The Paralysis of Perfectionism

I haven’t posted anything on here in quite some time. You might think I haven’t been writing, or that I’ve forgotten about this space. That couldn’t be further from the truth. I’ve written tens of thousands of words these past several months; mostly handwritten and scrawled in my journals, but several thousand typed up on my laptop, waiting in limbo, for me to figure out what to do with them. I think about this space daily, about how I’ve neglected to tend to it.


Often I’ve felt like if I can’t perfectly and eloquently put forth a piece of writing, it’s best not to share it with the world. I’ve realized this need for perfectionism has been stunting my personal growth and holding me back from sharing my perspective on so many things. I have found myself paralyzed, more frequently than I’d care admit, by perfectionism.


The need to be perfect can be crippling. The fear of doing something poorly, or not even poorly, but rather, “not perfectly” can lead one to not take action at all. Why write a book if it’s not going to be any good. Why write a blog post if every word hasn’t been perfectly curated. Why workout if you’ll never make it to the Olympics. It sounds absurd doesn’t it? That’s because it is. I have failed so much in my lifetime that I’m honestly not sure why I’m so fearful of failure. You would think that rather than inability to act, I would have developed a harder shell and kept pressing forward. Perhaps after years of defeat, I’m simply too worn down to try anymore. What a ridiculous notion. Am I just not going to attempt to do anything for the next fifty years? That prospect is even more terrifying than failure.


Marcus Aurelius’ words of wisdom often bring me peace, so I searched for some on this topic. On perfection, he says:


“This is the mark of perfection of character - to spend each day as if it were your

last, without frenzy, laziness, or any pretending.”

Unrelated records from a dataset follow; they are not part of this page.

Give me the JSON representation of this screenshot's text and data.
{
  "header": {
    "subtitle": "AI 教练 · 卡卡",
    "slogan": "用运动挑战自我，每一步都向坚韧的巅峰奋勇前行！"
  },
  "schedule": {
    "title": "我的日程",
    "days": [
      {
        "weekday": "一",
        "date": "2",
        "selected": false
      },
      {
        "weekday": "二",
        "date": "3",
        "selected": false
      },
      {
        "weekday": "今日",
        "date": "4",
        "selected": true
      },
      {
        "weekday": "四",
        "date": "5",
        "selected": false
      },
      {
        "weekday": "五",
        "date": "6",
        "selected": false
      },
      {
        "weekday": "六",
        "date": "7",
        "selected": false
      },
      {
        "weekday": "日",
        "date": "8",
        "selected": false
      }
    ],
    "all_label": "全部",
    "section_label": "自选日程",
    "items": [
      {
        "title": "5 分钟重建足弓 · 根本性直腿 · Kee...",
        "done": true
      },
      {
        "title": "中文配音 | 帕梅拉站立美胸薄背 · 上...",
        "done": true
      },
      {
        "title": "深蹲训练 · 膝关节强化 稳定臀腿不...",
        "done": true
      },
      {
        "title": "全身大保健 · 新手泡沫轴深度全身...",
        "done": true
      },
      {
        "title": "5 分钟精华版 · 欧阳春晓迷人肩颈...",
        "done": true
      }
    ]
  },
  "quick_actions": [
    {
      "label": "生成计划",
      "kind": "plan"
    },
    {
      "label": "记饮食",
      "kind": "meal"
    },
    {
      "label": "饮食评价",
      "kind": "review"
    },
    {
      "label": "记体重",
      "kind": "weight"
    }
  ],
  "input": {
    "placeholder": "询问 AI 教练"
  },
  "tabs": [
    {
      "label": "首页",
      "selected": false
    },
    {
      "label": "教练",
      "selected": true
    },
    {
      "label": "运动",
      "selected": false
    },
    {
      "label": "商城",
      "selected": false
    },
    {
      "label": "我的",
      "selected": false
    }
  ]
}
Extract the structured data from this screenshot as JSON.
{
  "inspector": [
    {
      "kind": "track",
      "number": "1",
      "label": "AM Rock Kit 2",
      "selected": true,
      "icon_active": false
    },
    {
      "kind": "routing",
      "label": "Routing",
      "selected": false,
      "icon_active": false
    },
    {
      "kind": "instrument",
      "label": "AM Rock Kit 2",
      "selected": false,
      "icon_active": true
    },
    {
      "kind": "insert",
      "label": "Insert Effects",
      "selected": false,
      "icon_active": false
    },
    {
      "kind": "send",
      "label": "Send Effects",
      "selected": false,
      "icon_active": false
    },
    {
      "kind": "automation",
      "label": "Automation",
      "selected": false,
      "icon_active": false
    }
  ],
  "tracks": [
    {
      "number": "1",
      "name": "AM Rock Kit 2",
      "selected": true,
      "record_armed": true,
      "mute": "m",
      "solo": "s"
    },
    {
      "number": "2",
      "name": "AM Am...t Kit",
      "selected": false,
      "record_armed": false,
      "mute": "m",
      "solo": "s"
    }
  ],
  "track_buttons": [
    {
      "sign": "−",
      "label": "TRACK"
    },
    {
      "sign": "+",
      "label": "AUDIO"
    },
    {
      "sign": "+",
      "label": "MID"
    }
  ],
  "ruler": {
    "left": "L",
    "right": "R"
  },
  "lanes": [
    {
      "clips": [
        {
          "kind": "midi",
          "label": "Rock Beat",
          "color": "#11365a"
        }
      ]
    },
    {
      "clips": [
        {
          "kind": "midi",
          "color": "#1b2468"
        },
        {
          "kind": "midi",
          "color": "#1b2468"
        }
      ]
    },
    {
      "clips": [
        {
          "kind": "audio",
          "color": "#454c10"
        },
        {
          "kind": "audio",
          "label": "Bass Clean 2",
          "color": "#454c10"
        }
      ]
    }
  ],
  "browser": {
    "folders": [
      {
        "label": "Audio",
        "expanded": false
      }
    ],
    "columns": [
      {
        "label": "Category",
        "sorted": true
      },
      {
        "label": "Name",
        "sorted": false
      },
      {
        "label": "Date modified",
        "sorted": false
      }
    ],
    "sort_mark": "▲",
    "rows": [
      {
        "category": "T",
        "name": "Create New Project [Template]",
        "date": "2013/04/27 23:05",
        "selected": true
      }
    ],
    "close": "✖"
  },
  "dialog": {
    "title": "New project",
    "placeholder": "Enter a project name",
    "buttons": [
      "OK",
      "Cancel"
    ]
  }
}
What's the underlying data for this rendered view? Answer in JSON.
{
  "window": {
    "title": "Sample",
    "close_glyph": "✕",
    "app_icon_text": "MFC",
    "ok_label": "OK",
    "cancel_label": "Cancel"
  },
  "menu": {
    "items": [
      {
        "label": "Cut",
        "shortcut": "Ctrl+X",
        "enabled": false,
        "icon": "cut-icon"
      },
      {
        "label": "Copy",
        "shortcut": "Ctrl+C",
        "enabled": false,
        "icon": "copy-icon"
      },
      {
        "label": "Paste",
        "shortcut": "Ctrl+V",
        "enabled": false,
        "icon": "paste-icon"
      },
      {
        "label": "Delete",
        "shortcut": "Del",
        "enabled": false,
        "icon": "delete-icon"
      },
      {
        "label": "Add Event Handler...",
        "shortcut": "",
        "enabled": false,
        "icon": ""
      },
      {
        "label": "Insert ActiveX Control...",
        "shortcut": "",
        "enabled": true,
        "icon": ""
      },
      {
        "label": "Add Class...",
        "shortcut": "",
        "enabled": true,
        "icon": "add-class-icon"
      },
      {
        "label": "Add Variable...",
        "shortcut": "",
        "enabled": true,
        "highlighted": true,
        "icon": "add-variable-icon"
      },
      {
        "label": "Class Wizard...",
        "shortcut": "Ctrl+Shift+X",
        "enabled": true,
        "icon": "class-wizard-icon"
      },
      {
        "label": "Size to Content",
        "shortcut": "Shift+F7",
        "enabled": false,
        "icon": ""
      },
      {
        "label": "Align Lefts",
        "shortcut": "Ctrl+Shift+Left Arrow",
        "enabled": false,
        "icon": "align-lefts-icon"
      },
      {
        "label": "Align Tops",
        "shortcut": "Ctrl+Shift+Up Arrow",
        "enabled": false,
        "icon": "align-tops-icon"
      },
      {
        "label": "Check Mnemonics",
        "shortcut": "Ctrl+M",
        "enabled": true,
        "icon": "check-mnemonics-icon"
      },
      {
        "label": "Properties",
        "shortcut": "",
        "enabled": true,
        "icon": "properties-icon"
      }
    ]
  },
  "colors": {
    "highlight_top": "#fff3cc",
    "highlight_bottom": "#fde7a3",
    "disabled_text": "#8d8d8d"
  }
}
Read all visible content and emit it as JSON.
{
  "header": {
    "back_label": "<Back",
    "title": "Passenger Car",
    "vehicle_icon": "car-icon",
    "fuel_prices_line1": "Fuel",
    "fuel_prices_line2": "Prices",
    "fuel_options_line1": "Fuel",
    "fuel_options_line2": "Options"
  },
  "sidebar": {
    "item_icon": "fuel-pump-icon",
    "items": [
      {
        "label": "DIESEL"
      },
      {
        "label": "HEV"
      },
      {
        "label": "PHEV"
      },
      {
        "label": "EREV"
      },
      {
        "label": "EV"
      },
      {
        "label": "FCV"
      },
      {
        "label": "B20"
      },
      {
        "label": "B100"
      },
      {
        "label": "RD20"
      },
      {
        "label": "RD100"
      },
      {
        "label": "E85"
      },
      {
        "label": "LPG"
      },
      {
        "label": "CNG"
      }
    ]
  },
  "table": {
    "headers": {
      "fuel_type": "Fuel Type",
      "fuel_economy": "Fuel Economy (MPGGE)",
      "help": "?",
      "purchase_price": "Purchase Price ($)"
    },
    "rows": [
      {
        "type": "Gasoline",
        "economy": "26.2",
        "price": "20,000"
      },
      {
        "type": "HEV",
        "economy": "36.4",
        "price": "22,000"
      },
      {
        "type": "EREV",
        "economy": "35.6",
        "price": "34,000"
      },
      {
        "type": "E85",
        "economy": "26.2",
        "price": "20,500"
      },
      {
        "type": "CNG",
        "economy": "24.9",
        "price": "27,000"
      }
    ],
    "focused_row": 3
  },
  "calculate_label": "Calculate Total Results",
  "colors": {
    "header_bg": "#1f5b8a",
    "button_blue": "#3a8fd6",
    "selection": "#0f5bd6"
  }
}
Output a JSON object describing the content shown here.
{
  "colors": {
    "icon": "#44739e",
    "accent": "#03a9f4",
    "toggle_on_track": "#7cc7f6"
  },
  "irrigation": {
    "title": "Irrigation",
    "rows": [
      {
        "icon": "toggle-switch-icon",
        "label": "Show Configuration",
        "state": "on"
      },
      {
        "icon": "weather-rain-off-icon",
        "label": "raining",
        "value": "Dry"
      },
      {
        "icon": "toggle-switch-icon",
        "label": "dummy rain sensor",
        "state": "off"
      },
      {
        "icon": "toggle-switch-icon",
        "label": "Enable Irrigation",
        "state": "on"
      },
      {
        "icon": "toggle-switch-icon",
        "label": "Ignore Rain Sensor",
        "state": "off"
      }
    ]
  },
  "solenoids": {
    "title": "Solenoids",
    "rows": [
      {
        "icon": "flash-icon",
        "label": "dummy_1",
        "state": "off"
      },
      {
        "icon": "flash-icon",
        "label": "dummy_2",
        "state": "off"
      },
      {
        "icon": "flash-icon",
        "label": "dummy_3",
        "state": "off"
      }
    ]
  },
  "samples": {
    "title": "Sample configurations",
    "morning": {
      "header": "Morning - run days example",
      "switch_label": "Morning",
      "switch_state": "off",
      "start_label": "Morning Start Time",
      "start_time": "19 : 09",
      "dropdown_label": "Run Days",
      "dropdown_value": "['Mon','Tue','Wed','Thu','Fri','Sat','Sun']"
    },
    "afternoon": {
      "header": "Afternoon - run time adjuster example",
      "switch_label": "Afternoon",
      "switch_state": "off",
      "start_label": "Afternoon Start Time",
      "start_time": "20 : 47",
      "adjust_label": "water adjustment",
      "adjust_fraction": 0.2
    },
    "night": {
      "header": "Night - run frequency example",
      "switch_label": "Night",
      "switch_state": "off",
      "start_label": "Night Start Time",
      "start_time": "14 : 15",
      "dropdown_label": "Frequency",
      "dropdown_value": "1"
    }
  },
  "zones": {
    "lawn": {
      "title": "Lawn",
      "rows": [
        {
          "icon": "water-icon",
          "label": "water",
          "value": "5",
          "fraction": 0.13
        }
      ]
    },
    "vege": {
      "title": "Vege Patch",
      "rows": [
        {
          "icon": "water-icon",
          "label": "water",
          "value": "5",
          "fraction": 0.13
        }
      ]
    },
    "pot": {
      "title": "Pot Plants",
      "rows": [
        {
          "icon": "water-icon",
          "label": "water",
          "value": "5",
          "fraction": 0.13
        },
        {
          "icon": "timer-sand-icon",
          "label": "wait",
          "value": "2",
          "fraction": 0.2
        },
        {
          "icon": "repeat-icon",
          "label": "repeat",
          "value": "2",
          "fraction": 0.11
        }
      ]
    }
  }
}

No mention of getting every little thing exactly right, but rather of being truly authentic in your living and efforts. A nod to trying, doing, and being your best. And this level of “perfection” is attainable. I just need to try my best. So here I am, ripping off the bandaid. Sharing my imperfect words and and thoughts. Challenging myself to overcome the paralysis. And encouraging you to do the same as well.